Der 64-jährige Kriegsveteran Joseph „Jo-Jo“ Brooks lebt nach traumatischen Erfahrungen in einer einsam gelegenen Berghütte, als plötzlich die Mexikanerin Catalina mit ihren beiden Kindern Gabby und Diego auf der Flucht im tiefsten Schnee bei ihm Unterschlupf findet. Als Jo-Jo von ihrem Schicksal erfährt, lädt er alle kurzerhand inklusive seines Streuners Rosco ins Auto und bringt sie zu Catalinas Bruder nach Florida, wo sie zukünftig in einer Gruppe von mexikanischen Arbeitern in Sicherheit sind. Auf dem Rückweg kommt Jo-Jo an Cape San Blas vorbei, den Ort seiner Kindheit und wo seine Jugendliebe Allie immer noch lebt, die gerade ihren zweiten Ehemann durch einen LKW-Unfall verloren hat. Das Wiedersehen mit Allie nach so vielen Jahren ist schmerzlich, aber bald schon schmieden die beiden Zukunftspläne, als Catalina sich wieder mit ihm in Verbindung setzt, weil sie und die Kinder in Gefahr sind. Jo-Jo macht sich sofort auf den Weg und sammelt die kleine Familie ein, die in Cape San Blas bald ein Zuhause findet. Je länger Jo-Jo mit Allie zusammen ist, umso mehr holt ihn die Vergangenheit ein, die er jahrzehntelang zu verdrängen suchte…
Charles Martin hat mit „Die Schleusen des Himmels“ einen fesselnden, emotionalen Roman vorgelegt, der den Leser schon mit dem Prolog in die Geschichte eintauchen und ab da nicht mehr loslässt. Der Erzählstil ist flüssig, gefühlvoll, tiefgründig und bildhaft, der Leser hat ein wunderbares Kopfkino durch die plastischen Beschreibungen, um gleichzeitig Jo-Jo und sein bewegtes Leben während der Lektüre kennenzulernen. Der Autor lässt den Leser durch Jo-Jos Erinnerungen an zahlreichen Kriegseinsätzen in Vietnam teilhaben, sondern auch die prägenden Begegnungen, die ihm dort wiederfahren sind, miterleben. Jo-Jos Leben gleicht einer Aneinanderreihung von aufregenden Abenteuern, doch eigentlich sind sie die Flucht eines Mannes, der seine einzige Liebe verloren glaubte und seinem Leben keinen Wert mehr beimaß. Wunderbar und spannend zugleich ist die langsame Aufarbeitung für den Leser zu beobachten, der miterleben darf, dass ein Mann ohne Hoffnung plötzlich den Glauben wiederfindet und eine Zukunft für sich sieht. Gleichzeitig wirft er mit jeder Erzählung aus seiner Vergangenheit ein Stück Ballast von sich und nähert sich Stück für Stück wieder einem Leben, das er sich immer gewünscht hat. Die Episoden mit der nächtlichen Radioshow sind ebenso eindringlich wie das Zusammentreffen zwischen Jo-Jo und seinem Bruder, die sich seit Jahren kaum gesprochen haben. Der Autor weiß nicht nur hervorragend, mit dem Gefühlsbarometer des Lesers zu spielen, sondern bedient sich auch interessanter Themen wie Alkoholismus, Loyalität, Dienst fürs Vaterland und Einwanderungsproblematik. Überraschende Wendungen machen die Geschichte durchweg spannend zu einem wahren Pageturner.

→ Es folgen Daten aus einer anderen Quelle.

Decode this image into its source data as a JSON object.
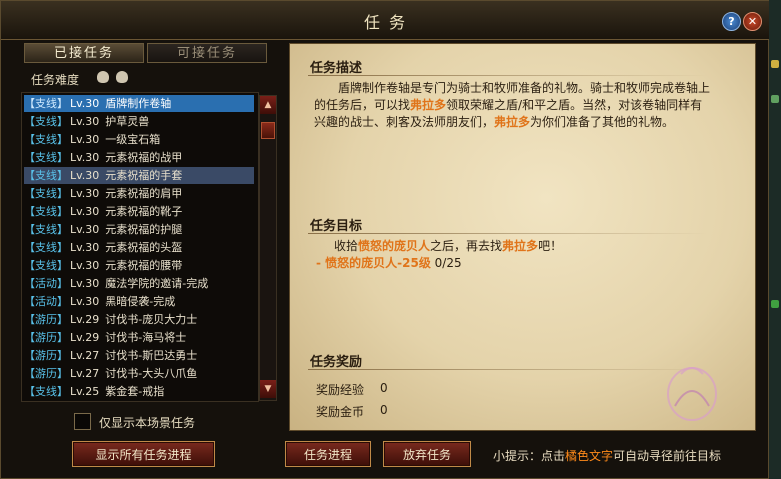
{
  "window": {
    "title": "任    务",
    "help_label": "?",
    "close_label": "✕"
  },
  "tabs": {
    "accepted": "已接任务",
    "available": "可接任务"
  },
  "difficulty_label": "任务难度",
  "quest_list": [
    {
      "cat": "【支线】",
      "lvl": "Lv.30",
      "name": "盾牌制作卷轴"
    },
    {
      "cat": "【支线】",
      "lvl": "Lv.30",
      "name": "护草灵兽"
    },
    {
      "cat": "【支线】",
      "lvl": "Lv.30",
      "name": "一级宝石箱"
    },
    {
      "cat": "【支线】",
      "lvl": "Lv.30",
      "name": "元素祝福的战甲"
    },
    {
      "cat": "【支线】",
      "lvl": "Lv.30",
      "name": "元素祝福的手套"
    },
    {
      "cat": "【支线】",
      "lvl": "Lv.30",
      "name": "元素祝福的肩甲"
    },
    {
      "cat": "【支线】",
      "lvl": "Lv.30",
      "name": "元素祝福的靴子"
    },
    {
      "cat": "【支线】",
      "lvl": "Lv.30",
      "name": "元素祝福的护腿"
    },
    {
      "cat": "【支线】",
      "lvl": "Lv.30",
      "name": "元素祝福的头盔"
    },
    {
      "cat": "【支线】",
      "lvl": "Lv.30",
      "name": "元素祝福的腰带"
    },
    {
      "cat": "【活动】",
      "lvl": "Lv.30",
      "name": "魔法学院的邀请-完成"
    },
    {
      "cat": "【活动】",
      "lvl": "Lv.30",
      "name": "黑暗侵袭-完成"
    },
    {
      "cat": "【游历】",
      "lvl": "Lv.29",
      "name": "讨伐书-庞贝大力士"
    },
    {
      "cat": "【游历】",
      "lvl": "Lv.29",
      "name": "讨伐书-海马将士"
    },
    {
      "cat": "【游历】",
      "lvl": "Lv.27",
      "name": "讨伐书-斯巴达勇士"
    },
    {
      "cat": "【游历】",
      "lvl": "Lv.27",
      "name": "讨伐书-大头八爪鱼"
    },
    {
      "cat": "【支线】",
      "lvl": "Lv.25",
      "name": "紫金套-戒指"
    }
  ],
  "scroll": {
    "up": "▲",
    "down": "▼"
  },
  "filter_checkbox_label": "仅显示本场景任务",
  "buttons": {
    "show_all": "显示所有任务进程",
    "progress": "任务进程",
    "abandon": "放弃任务"
  },
  "detail": {
    "desc_title": "任务描述",
    "desc": {
      "p1": "盾牌制作卷轴是专门为骑士和牧师准备的礼物。骑士和牧师完成卷轴上的任务后，可以找",
      "npc1": "弗拉多",
      "p2": "领取荣耀之盾/和平之盾。当然，对该卷轴同样有兴趣的战士、刺客及法师朋友们，",
      "npc2": "弗拉多",
      "p3": "为你们准备了其他的礼物。"
    },
    "goal_title": "任务目标",
    "goal": {
      "t1": "收拾",
      "mob": "愤怒的庞贝人",
      "t2": "之后，再去找",
      "npc": "弗拉多",
      "t3": "吧！"
    },
    "progress": {
      "dash": "- ",
      "mob": "愤怒的庞贝人-25级",
      "count": " 0/25"
    },
    "reward_title": "任务奖励",
    "rewards": {
      "exp_label": "奖励经验",
      "exp_value": "0",
      "gold_label": "奖励金币",
      "gold_value": "0"
    }
  },
  "hint": {
    "prefix": "小提示：点击",
    "orange": "橘色文字",
    "suffix": "可自动寻径前往目标"
  },
  "colors": {
    "accent_orange": "#e0741a",
    "selected_row": "#2a6fb0"
  }
}
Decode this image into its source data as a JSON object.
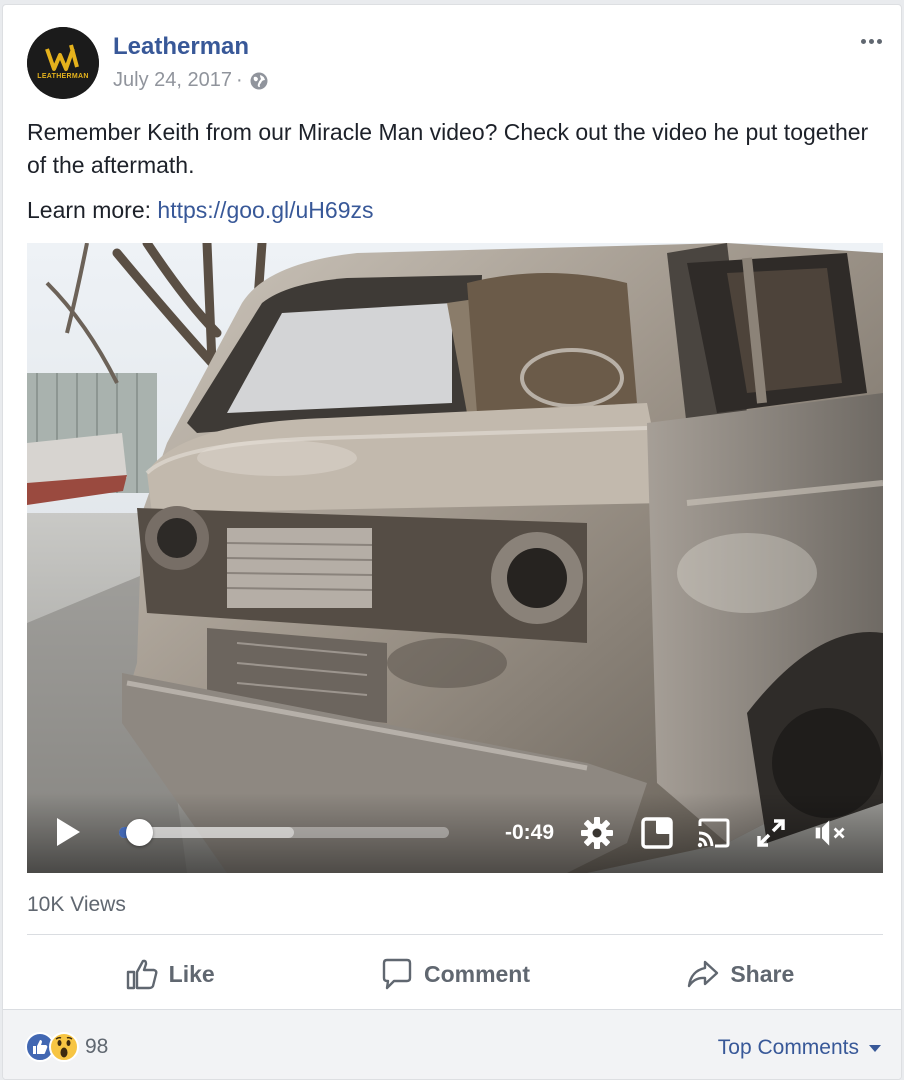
{
  "post": {
    "page_name": "Leatherman",
    "avatar_text": "LEATHERMAN",
    "date": "July 24, 2017",
    "separator": "·",
    "privacy_icon": "globe-icon",
    "more_icon": "more-dots-icon",
    "text": "Remember Keith from our Miracle Man video? Check out the video he put together of the aftermath.",
    "learn_more_prefix": "Learn more:",
    "learn_more_link": "https://goo.gl/uH69zs"
  },
  "video": {
    "time_remaining": "-0:49",
    "progress_played_fraction": 0.06,
    "progress_buffered_fraction": 0.53,
    "muted": true,
    "controls": [
      "play-icon",
      "settings-gear-icon",
      "picture-in-picture-icon",
      "cast-icon",
      "fullscreen-icon",
      "mute-icon"
    ]
  },
  "stats": {
    "views": "10K Views"
  },
  "actions": {
    "like": "Like",
    "comment": "Comment",
    "share": "Share"
  },
  "footer": {
    "reaction_count": "98",
    "reaction_icons": [
      "like-reaction-icon",
      "wow-reaction-icon"
    ],
    "top_comments": "Top Comments"
  },
  "colors": {
    "link": "#385898",
    "like_blue": "#4267b2",
    "wow_yellow": "#f7c543"
  }
}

Die Charaktere sind wunderbar lebendig skizziert, wirken real und authentisch, so dass der Leser sich ihrem Charme gar nicht entziehen kann und sich als unsichtbarer Zaungast in ihrer Mitte niederlässt, um mit ihnen zu leiden, zu fühlen und zu hoffen. Jo-Jo ist ein Mann der Gegensätze, voller Schmerz und Schuldgefühlen. Gleichzeitig ist er sanft, gerecht, großzügig, mitfühlend und will immer nur das Beste für diejenigen, die ihm am Herzen liegen. Allie ist eine Frau, die immer wieder enttäuscht wurde, mit Leib und Seele kocht und sich nach der Liebe sehnt, die sie schon so lange vermisst. Catalina ist eine herzensgute Frau, die mit ihren Kindern durch die Hölle ging, aber durch Jo-Jo und viel Fleiß ein neues Leben beginnen kann. Bobby ist Jo-Jos älterer Bruder, der als Senator einigen Einfluss hat, aber sein Leben mit Lügen pflasterte. Radiomoderatorin Suzie ist die Stimme der Nacht, die immer ein offenes Ohr hat, der man aber nie etwas vormachen kann. Sie leidet unter dem Verlust des Vaters, den sie nie kennenlernen durfte und gibt nicht auf, etwas über ihn herauszufinden. Aber auch Hund Rosco hat seine ganz besondere Rolle in dieser Geschichte und lockert mit seinen Auftritten die Szenerie immer wieder etwas auf.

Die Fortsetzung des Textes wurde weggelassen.